Although I am keen on the idea of a pithy anecdote or metaphor that somehow says it all, I came to realize that the work undertaken by the Department in teacher education is complex. We aspire to serve audiences around the globe in a way that is intellectually rigorous; forward-thinking and relevant; and ultimately accessible and affordable. At the same time, we believe in flexibility and long-term investment in educators and schools. We believe in adhering to the principles of leading-edge research and proven best practice. Not just reviewing and incorporating research—but in its undertaking by our instructional staff.

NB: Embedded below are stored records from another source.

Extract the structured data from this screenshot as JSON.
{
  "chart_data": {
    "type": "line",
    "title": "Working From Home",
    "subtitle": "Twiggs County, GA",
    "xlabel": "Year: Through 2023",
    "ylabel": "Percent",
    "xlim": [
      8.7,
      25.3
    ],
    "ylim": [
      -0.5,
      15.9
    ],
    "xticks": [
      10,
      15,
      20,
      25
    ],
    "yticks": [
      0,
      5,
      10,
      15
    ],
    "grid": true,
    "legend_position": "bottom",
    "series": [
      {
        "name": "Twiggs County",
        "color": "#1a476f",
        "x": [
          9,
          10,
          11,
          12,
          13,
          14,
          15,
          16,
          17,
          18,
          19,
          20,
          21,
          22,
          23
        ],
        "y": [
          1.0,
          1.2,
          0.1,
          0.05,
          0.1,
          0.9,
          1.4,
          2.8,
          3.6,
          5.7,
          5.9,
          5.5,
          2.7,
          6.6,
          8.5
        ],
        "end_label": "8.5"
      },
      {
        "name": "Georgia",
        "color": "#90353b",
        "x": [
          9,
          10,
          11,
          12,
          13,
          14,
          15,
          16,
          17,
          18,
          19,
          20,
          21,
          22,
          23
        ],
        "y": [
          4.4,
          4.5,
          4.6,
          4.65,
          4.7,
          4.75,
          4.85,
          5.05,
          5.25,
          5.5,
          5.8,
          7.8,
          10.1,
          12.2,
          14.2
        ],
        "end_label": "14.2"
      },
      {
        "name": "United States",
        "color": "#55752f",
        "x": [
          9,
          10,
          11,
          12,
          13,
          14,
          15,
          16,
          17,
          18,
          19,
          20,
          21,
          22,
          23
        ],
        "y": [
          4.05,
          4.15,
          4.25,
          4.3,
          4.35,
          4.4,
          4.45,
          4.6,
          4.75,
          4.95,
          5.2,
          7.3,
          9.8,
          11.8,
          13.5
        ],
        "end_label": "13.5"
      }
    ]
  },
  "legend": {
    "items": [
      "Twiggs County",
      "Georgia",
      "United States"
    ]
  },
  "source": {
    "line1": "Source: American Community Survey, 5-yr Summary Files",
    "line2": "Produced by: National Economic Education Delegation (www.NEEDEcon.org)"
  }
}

We believe in differentiated instruction—not just as a matter of pedagogical content, but as a matter of andragogical precept. We believe in fiscal responsibility for ourselves whilst building reciprocal capacity with and not for our partners in PK-postgraduate. Finally, we believe in service to our communities. Not solely in San Diego, but as a globally focused provider of continuing teacher education, our communities across the world—be they in Montevideo or Mission Valley. Could our very Triton-hood unite the world and bring it peace? Are we not the Ultimate Teaching Machine? Do we not Try Harder all the time? Don’t we ‘Just do it’ when need arises?
Well, no. That’s a bit much—and arrogantly derivative to say the very least.
After a bit of manic celebration and resultant confusion, I came to realize that the answers I sought could be found in the seal of the University of California. Fiat Lux. Let there be Light. The pathway is illuminated thus: consider the University of California’s mission:
“The distinctive mission of the University is to serve society as a center of higher learning, providing long-term societal benefits through transmitting advanced knowledge, discovering new knowledge, and functioning as an active working repository of organized knowledge. That obligation, more specifically, includes undergraduate education, graduate and professional education, research, and other kinds of public service, which are shaped and bounded by the central pervasive mission of discovering and advancing knowledge.” (http://www.universityofcalifornia.edu/aboutuc/missionstatement.html).
Though the Master Plan for Higher Education in California has become a bit opaque over the years, the University’s tri-fold objective of excellence in research, teaching and service cuts through the fog like a hot knife through butter. Try as I might, I was unable to find a course, program or community engagement that did not fit therein. And quite happily, I found that I was not alone in my search for identity—it is a revered tradition in the University. For example, in a quote attributed to the late Clark Kerr, first Chancellor at UC Berkeley and twelfth president of the University of California:
“A university anywhere can aim no higher than to be as British as possible for the sake of the undergraduates, as German as possible for the sake of the public at large-and as confused as possible for the preservation of the whole uneasy balance.”
So in the end, the answer to the question “Who are you?” lies not in crafting an elevator speech, witty slogan or clever catchphrase, but adhering to those three enduring guiding principles that have lit the way for nearly a century and a half. All we have to portend to be is who we are–and I believe that is something I can live with and happily share with prospective students from across the globe.